En Allemagne, Berlin a rendu un hommage particulier à Schubert. À la Philharmonie, Claudio Abbado avait choisi de donner trois fois Fierabras, en version concert. À la Deutsche Oper, Götz Friedrich, pour sa part, a eu l'idée piquante de suivre le canevas de Das Viermäderlhaus. (Il faut se souvenir que, en 1916, le compositeur hongrois Heinrich Berté, élève de Bruckner, proposa au public viennois une opérette basée sur une biographie romancée de Schubert, en se servant de ses thèmes les plus connus. Das Viermäderlhaus devint très vite le plus grand succès commercial que Schubert ait jamais connu... L'opérette fut présentée en 1921 à Paris, sous le titre Chanson d'amour ou la Maison des trois jeunes filles. Elle fit le tour de la France et du monde, baptisée Lilac Time à Londres et Blossom Time à New York ! Pour l'Opéra de Berlin, un comédien lisait les souvenirs d'Anna et Kathi Fröhlich, ainsi que des textes d'Adorno, de Johann Mayrhofer et des poèmes de Grillparzer, alors que de jeunes musiciens interprétaient les pages de Schubert, mais telles qu'il les avait réellement composées !

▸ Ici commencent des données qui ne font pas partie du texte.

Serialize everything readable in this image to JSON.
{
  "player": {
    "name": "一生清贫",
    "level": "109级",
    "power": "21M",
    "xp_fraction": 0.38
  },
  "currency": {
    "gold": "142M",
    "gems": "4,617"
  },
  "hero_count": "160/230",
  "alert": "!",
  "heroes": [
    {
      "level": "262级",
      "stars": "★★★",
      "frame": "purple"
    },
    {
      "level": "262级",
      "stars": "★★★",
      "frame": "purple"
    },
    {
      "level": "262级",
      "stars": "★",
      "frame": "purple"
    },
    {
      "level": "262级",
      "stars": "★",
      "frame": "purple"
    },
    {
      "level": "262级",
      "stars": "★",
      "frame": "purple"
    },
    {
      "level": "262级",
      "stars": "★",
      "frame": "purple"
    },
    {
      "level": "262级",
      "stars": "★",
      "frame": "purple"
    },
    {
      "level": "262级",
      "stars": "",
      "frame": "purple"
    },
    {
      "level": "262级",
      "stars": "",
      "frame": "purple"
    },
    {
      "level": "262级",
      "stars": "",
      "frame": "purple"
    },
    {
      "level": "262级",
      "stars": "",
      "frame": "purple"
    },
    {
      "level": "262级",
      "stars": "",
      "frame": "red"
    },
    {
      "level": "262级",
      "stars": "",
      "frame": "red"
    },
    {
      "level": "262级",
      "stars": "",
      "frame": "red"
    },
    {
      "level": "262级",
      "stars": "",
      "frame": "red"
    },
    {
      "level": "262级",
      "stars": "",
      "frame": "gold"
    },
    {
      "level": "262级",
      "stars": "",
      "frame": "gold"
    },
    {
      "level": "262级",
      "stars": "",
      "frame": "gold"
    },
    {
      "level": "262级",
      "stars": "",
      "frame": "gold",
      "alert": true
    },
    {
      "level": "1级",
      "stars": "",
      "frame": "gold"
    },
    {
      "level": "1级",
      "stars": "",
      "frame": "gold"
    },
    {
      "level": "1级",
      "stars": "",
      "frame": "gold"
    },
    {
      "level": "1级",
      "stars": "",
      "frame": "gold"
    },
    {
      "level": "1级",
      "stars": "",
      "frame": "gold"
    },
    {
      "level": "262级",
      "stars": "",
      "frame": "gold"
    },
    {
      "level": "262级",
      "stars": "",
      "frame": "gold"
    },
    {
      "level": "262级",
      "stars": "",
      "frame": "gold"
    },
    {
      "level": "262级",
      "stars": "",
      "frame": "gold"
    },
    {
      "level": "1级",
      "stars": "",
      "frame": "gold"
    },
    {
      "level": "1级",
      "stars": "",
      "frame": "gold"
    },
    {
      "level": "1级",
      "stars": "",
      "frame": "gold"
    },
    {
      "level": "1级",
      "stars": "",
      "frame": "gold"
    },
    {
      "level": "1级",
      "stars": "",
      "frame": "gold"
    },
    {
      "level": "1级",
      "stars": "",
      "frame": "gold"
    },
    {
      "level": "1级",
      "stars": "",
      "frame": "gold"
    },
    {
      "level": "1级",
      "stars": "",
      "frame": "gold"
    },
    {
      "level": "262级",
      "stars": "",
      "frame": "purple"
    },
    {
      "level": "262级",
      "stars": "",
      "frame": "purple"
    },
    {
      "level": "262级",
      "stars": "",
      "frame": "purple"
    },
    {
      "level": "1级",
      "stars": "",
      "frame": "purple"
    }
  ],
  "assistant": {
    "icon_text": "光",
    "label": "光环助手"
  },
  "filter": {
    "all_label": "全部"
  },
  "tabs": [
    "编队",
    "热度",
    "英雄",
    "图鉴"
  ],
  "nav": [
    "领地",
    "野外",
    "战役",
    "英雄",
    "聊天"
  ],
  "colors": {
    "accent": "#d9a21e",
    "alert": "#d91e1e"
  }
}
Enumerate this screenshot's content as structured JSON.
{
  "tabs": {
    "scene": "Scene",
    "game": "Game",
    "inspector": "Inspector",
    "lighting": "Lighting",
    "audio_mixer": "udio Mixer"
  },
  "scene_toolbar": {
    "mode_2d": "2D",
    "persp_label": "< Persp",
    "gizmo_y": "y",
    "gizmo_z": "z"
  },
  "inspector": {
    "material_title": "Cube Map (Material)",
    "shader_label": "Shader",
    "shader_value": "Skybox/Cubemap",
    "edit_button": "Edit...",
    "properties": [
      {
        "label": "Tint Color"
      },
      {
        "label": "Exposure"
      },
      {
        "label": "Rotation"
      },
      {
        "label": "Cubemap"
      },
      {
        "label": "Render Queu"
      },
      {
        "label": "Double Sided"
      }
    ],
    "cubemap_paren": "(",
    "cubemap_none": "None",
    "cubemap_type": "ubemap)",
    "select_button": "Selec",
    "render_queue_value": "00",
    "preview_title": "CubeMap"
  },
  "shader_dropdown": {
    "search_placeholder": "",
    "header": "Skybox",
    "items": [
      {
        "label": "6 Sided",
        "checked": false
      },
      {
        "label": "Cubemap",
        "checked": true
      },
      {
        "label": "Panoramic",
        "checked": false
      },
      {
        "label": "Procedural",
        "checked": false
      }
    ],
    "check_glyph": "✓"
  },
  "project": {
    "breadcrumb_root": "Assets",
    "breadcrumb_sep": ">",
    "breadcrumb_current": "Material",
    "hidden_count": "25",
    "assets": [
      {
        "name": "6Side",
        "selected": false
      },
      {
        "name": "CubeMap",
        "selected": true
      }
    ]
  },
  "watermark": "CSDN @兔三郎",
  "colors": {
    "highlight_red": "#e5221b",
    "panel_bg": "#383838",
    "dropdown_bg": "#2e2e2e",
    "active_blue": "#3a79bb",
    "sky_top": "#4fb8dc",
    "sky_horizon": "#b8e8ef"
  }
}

Une exceptionnelle Belle Meunière

Parmi la production discographique motivée par le bicentenaire, un disque retient particulièrement l'attention : Die schöne Müllerin, par le haute-contre Jochan Kowalski et le pianiste Markus Hinterhäuser, pour la maison Cappriccio. Il devient banal d'admirer la musicalité de Kowalski et son intelligence dans l'énoncé d'un texte ; pourtant, son travail sur les vers de Wilhelm Müller et l'éclairage que leur confère la musique de Schubert font basculer notre imaginaire. Sa voix blanche, si intérieure et belle, rend la Belle Meunière pour ainsi dire fantomatique, la transforme en rêve d'impossible.

En France aussi

Franz Schubert est le dernier des grands romantiques viennois qui aient conquis la France ; difficilement, d'ailleurs, et selon des voies souvent étranges. Cela explique sans doute la résonance curieuse de ce bicentenaire. Si initiative il y eut, on en est pour une large part redevable à France-Musique qui, à l'instar d'autres radios européennes, organisa au sein de ses programmes un mini « Festival Schubert ». Festival d'un grand intérêt puisque y furent ainsi donnés en concert à la salle Pleyel, et retransmis sur les ondes, Fierabras (avec Soile Isokoski et Gunnar Gudbjornsson) et la création en version française du Château de plaisir du Diable (avec Ruth Ziesak, Michèle Lagrange, Rodrigo Orrego et Hans Sotin), accompagnés par le Chœur de Radio France et l'Orchestre philharmonique sous la direction de Marek Janowski, qui choisit de clore ce cycle Schubert par la Symphonie no 5 (D 485) et la Messe en mi bémol majeur (D 950). Pendant ce temps, et durant six mois, Mildred Clary présenta quotidiennement un feuilleton schubertien, « Le Wanderer », rediffusé l'été même.